The Docker image is based off of ubuntu:22.04
and adds:
- aws-cli version 2;
- the current stable release of kubectl; and
- a shell script,
ecr-get-login.sh
to perform the task of getting a docker login for the AWS Elastic Container Registry.
The default user is user
whose home directory is /home/user
.
The ecr-get-login.sh
script will generate a login token to AWS ECR and store
it in a kubernetes.io/dockerconfigjson
type Secret. The secret will be created
in each of the requested namespaces (see NAMESPACES
under
Environment Variables). The login token is valid for 12 hours.
ecr-get-login.sh
requires the following environment variables to be set
before it is invoked:
Variable Name | Meaning |
---|---|
NAMESPACES | A space-separated list of namespaces. ecr-get-login.sh will create the login secret in each of the namespaces listed. |
PULL_SECRET_NAME | The name of the Kubernetes secret to be created.
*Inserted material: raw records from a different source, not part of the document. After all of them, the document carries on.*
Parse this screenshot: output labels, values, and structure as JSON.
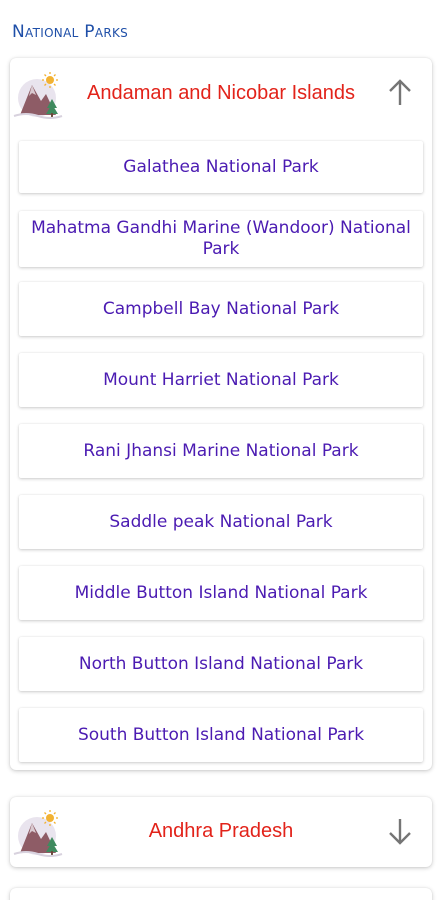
{
  "section_title": "National Parks",
  "colors": {
    "section_title": "#1f4fa8",
    "state_name": "#e2231a",
    "park_name": "#4b1bb2",
    "arrow": "#757575"
  },
  "states": [
    {
      "name": "Andaman and Nicobar Islands",
      "icon": "mountain-sun-icon",
      "arrow_icon": "arrow-up-icon",
      "expanded": true,
      "parks": [
        "Galathea National Park",
        "Mahatma Gandhi Marine (Wandoor) National Park",
        "Campbell Bay National Park",
        "Mount Harriet National Park",
        "Rani Jhansi Marine National Park",
        "Saddle peak National Park",
        "Middle Button Island National Park",
        "North Button Island National Park",
        "South Button Island National Park"
      ]
    },
    {
      "name": "Andhra Pradesh",
      "icon": "mountain-sun-icon",
      "arrow_icon": "arrow-down-icon",
      "expanded": false
    }
  ]
}
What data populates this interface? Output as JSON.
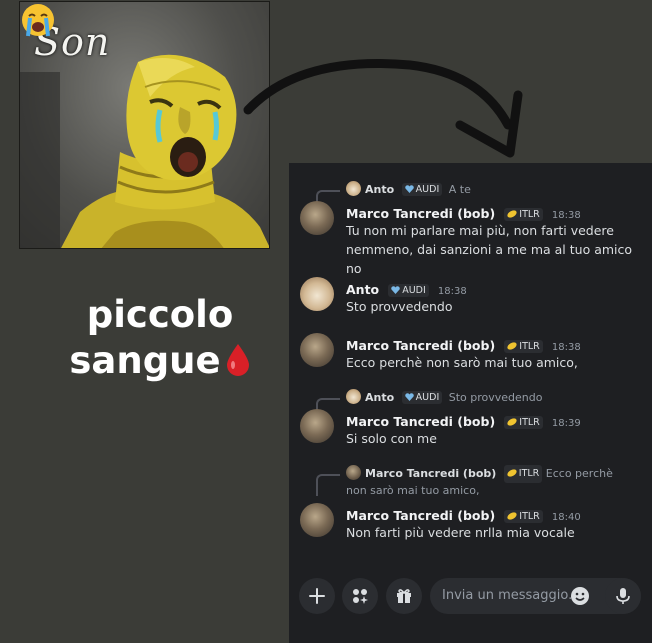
{
  "meme": {
    "caption": "Son",
    "emoji": "loudly-crying-face-icon"
  },
  "side_text": {
    "line1": "piccolo",
    "line2": "sangue",
    "emoji": "drop-of-blood-icon"
  },
  "chat": {
    "messages": [
      {
        "reply_to": {
          "author": "Anto",
          "tag": "AUDI",
          "text": "A te"
        },
        "author": "Marco Tancredi (bob)",
        "tag": "ITLR",
        "time": "18:38",
        "text": "Tu non mi parlare mai più, non farti vedere nemmeno, dai sanzioni a me ma al tuo amico no"
      },
      {
        "author": "Anto",
        "tag": "AUDI",
        "time": "18:38",
        "text": "Sto provvedendo"
      },
      {
        "author": "Marco Tancredi (bob)",
        "tag": "ITLR",
        "time": "18:38",
        "text": "Ecco perchè non sarò mai tuo amico,"
      },
      {
        "reply_to": {
          "author": "Anto",
          "tag": "AUDI",
          "text": "Sto provvedendo"
        },
        "author": "Marco Tancredi (bob)",
        "tag": "ITLR",
        "time": "18:39",
        "text": "Si solo con me"
      },
      {
        "reply_to": {
          "author": "Marco Tancredi (bob)",
          "tag": "ITLR",
          "text": "Ecco perchè non sarò mai tuo amico,"
        },
        "author": "Marco Tancredi (bob)",
        "tag": "ITLR",
        "time": "18:40",
        "text": "Non farti più vedere nrlla mia vocale"
      }
    ]
  },
  "composer": {
    "placeholder": "Invia un messaggio..",
    "buttons": [
      "plus-icon",
      "apps-icon",
      "gift-icon",
      "emoji-icon",
      "microphone-icon"
    ]
  },
  "colors": {
    "background": "#3b3c37",
    "chat_bg": "#1e1f22",
    "tag_bg": "#2b2d31",
    "itlr_icon": "#f0c430",
    "audi_icon": "#7ab8e6",
    "blood": "#d92027"
  }
}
This will be the what is listed in the imagePullSecrets |
DOCKER_EMAIL | E-mail address to be listed in the docker-registry secret |
AWS_ACCOUNT | The 12-digit AWS account number |
AWS_REGION | The region, or availability zone, for the AWS_ACCOUNT |
AWS_ACCESS_KEY_ID | ID for an access key that can read from AWS ECR |
AWS_SECRET_ACCESS_KEY | Secret for the access key to read from AWS ECR |
When the ecr-get-login.sh
script is run inside a Kubernetes Job, the AWS_
variables should be specified in Kubernetes opaque Secrets.